# An evening treat of grapevines



## nubians2 (Feb 20, 2011)

My buckling 4.5 months old got a nice treat of grapevines last night. He is such a sweet boy!


----------



## WarPony (Jan 31, 2010)

My goats love grapevines, too. Sometimes I pull down some of the wild ones and toss them to the goats and they LOVE it!!


----------



## ksalvagno (Oct 6, 2009)

Cute little guy!


----------



## NubianFan (Jun 3, 2013)

OMG! Y'all stop showing me Nubians. I am three to four Nubians short of a load....


----------



## nubians2 (Feb 20, 2011)

Lol! I can keep going! I have 8 of them!


----------



## NubianFan (Jun 3, 2013)

Actually it would be an enjoyable kind of torture... bring em on....


----------



## nubians2 (Feb 20, 2011)

Lol! Here is the rest of them!


----------



## NubianFan (Jun 3, 2013)

You wouldn't miss a few of those if they turned up missing would you? Alas you are too far away also.

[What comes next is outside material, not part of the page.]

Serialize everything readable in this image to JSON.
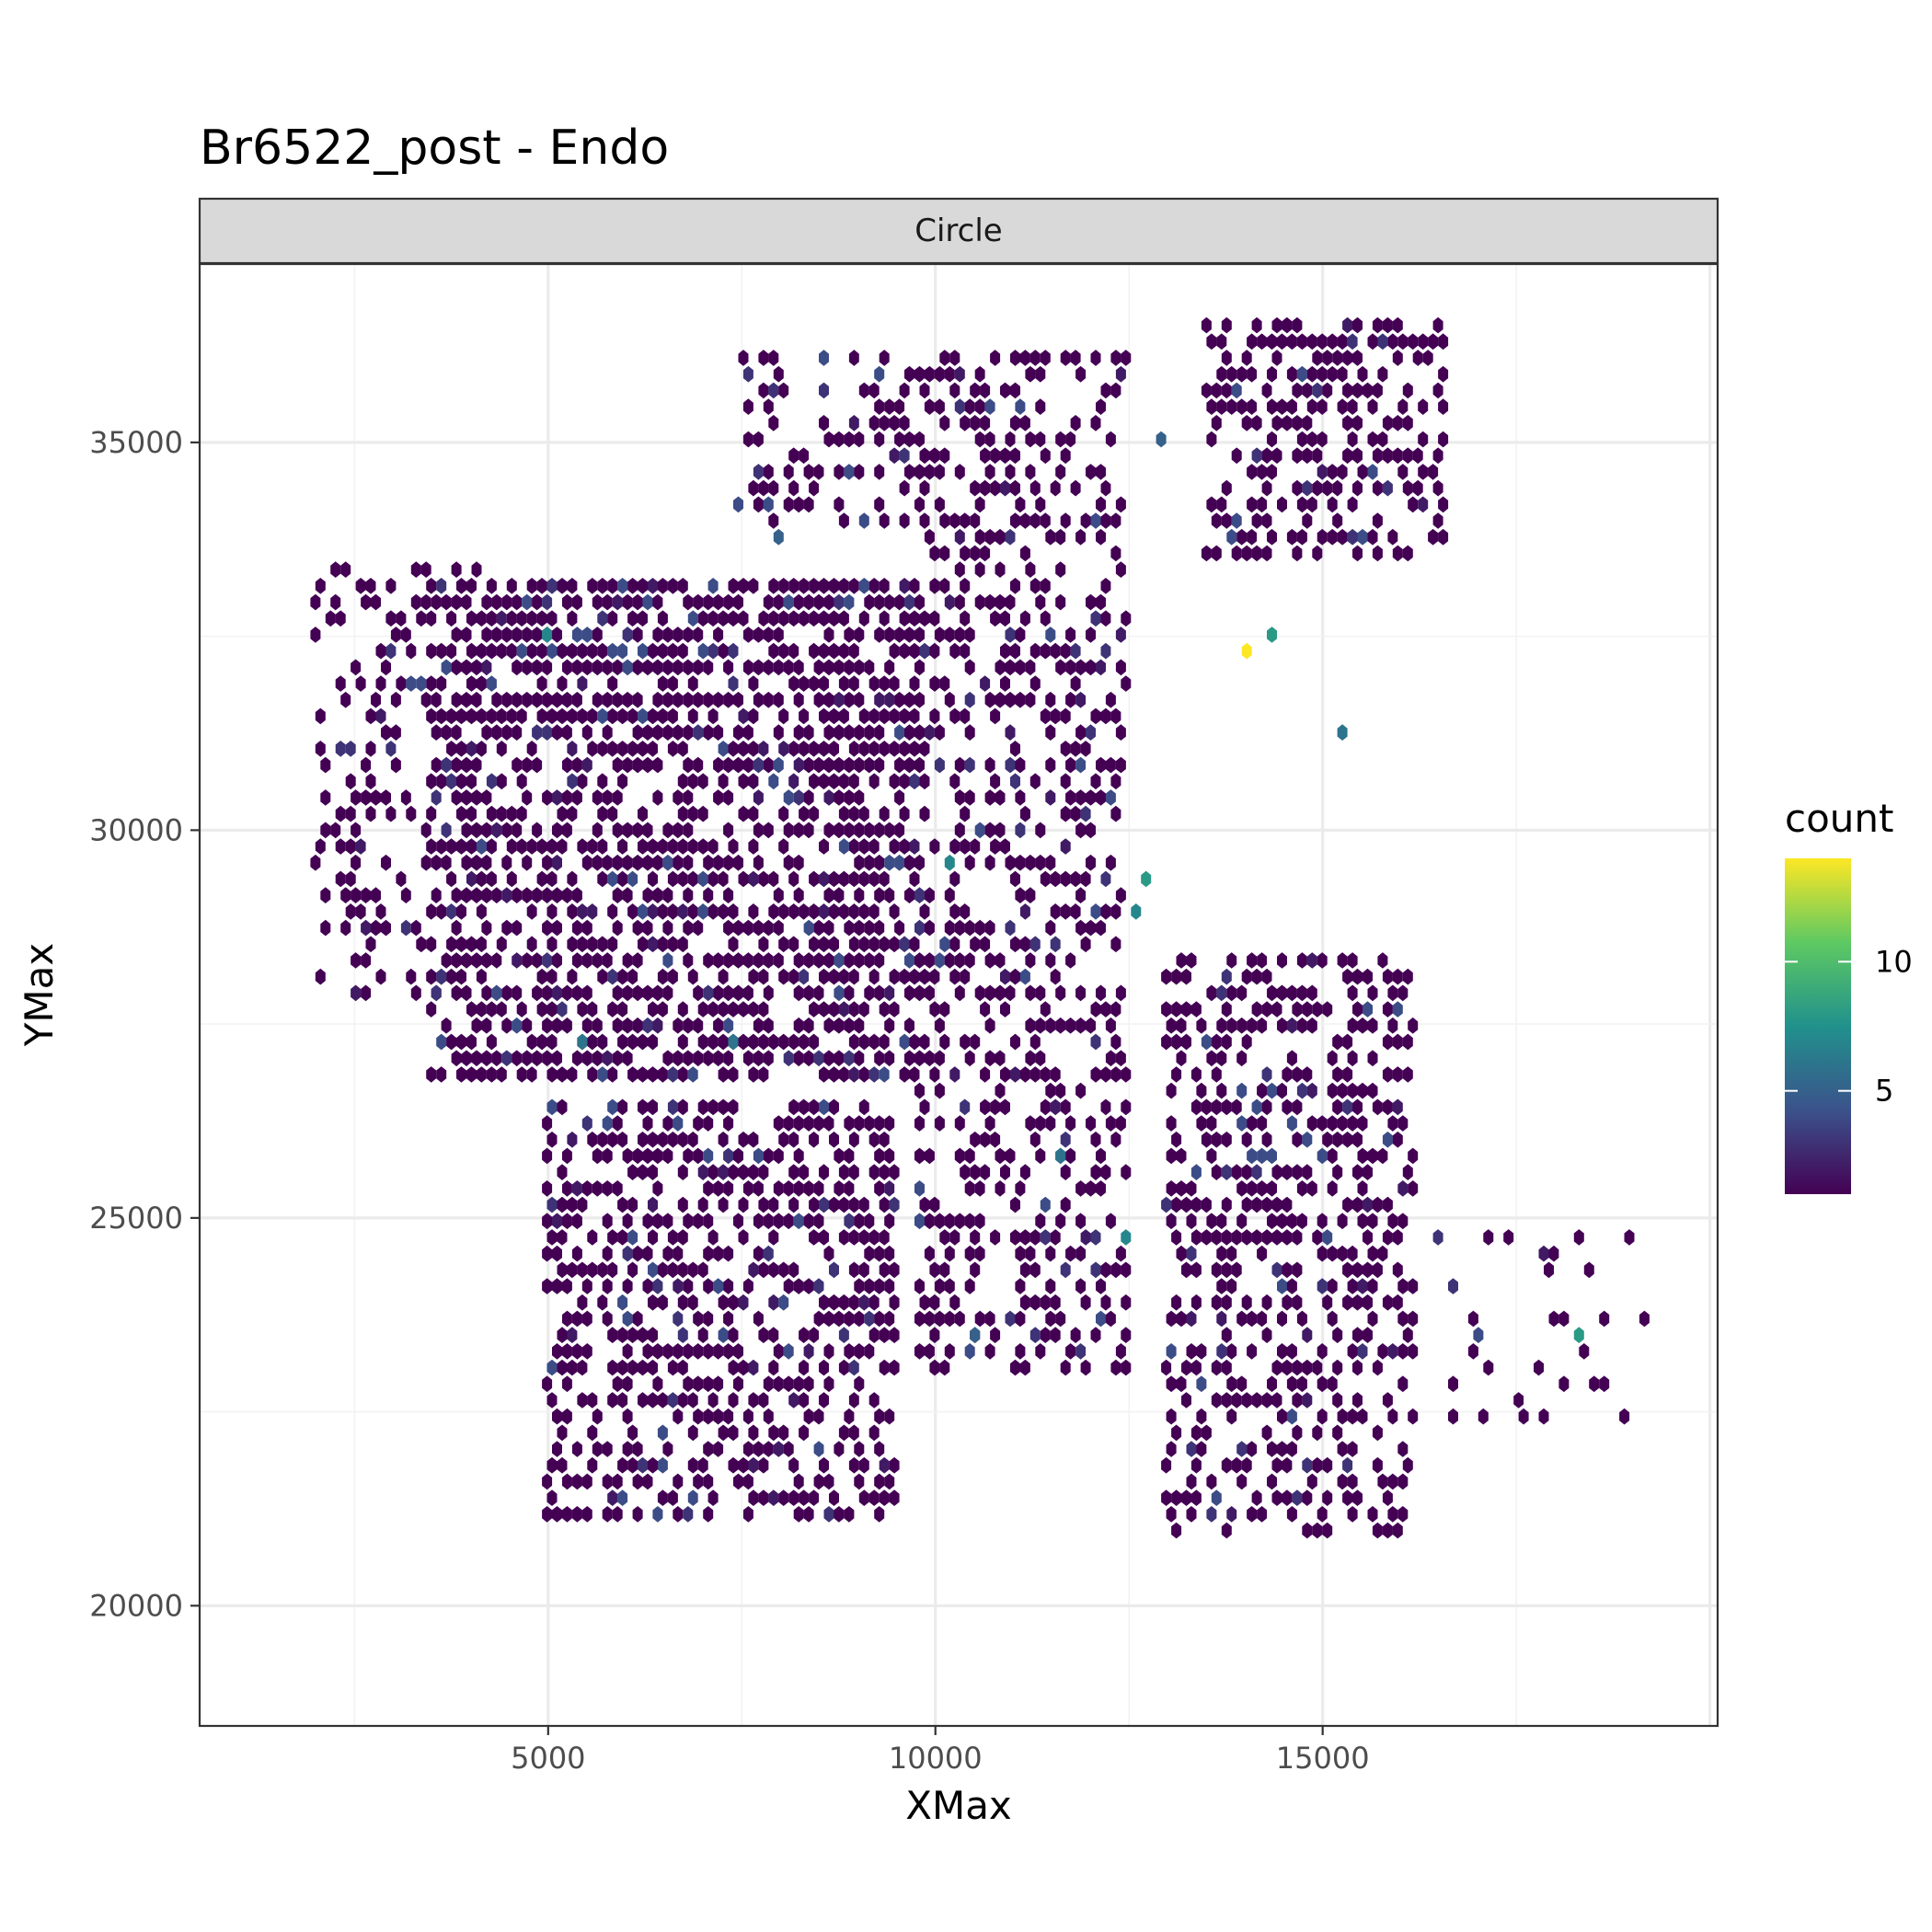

I got excited when I saw Mountain Home, because there is a Mountain Home in my state too, then I saw Idaho... that's a long haul. I love the ones in pictures 1,6, & 7 but I also like all of them.


----------



## nchen7 (Feb 25, 2013)

NubianFan said:


> I love the ones in pictures 1,6, & 7 but I also like all of them.


couldn't decide, could you??

I love them all! I've been wanting a Nubian for a while now. thankfully, it's one of the few goat breeds I can get down here.....now if I can just find a good Nubian stud for my girl......


----------



## NubianFan (Jun 3, 2013)

We'll have to set up a smuggling ring just to get some Nubians to you. Hey that might be kinda fun.


----------



## nchen7 (Feb 25, 2013)

there are some! they had some bucklings for sale earlier this year, but I made the commitment not to take down their number b/c I didn't want to be tempted with more goats..... but I just want to rent a buck to breed my part Nubian doe. she has airplane ears. I want long, floppy ears!


----------



## NubianFan (Jun 3, 2013)

Then if she had a doe, breed that doe to a different Nubian buck. by then you'd be at about 87.5% Nubian with the doelings kidding. That is if your doe is at least 50% That'd be getting pretty close to full blood.


----------



## nubians2 (Feb 20, 2011)

No smuggling allowed!!! I love my goaty's! P picture 6 &7 are mother and daughter. Picture 1 was my beautiful surprise this year. The beige one is the first doe I bought. She has airplane ears but throws beautiful babies. She ifs recorded grade.


----------



## NubianFan (Jun 3, 2013)

oh I wasn't meaning smuggling yours, just smuggling some to NChen7 since she can't hardly find them in the tropics. 
You could help us smuggle though. LOL


----------



## nubians2 (Feb 20, 2011)

Lol! Oh gotcha! Yeah that would be fun!


----------



## nchen7 (Feb 25, 2013)

teehee!!! I can just picture a bunch of people at the airport, luggage in hand, with Nubian EARS hanging out and bleating coming from the bag!!!!! :ROFL:


----------



## NubianFan (Jun 3, 2013)

To the security guard... "what its a new ringtone? Dont like it?"


----------



## nubians2 (Feb 20, 2011)

Or :shrug:


----------



## nchen7 (Feb 25, 2013)

Lol!!


----------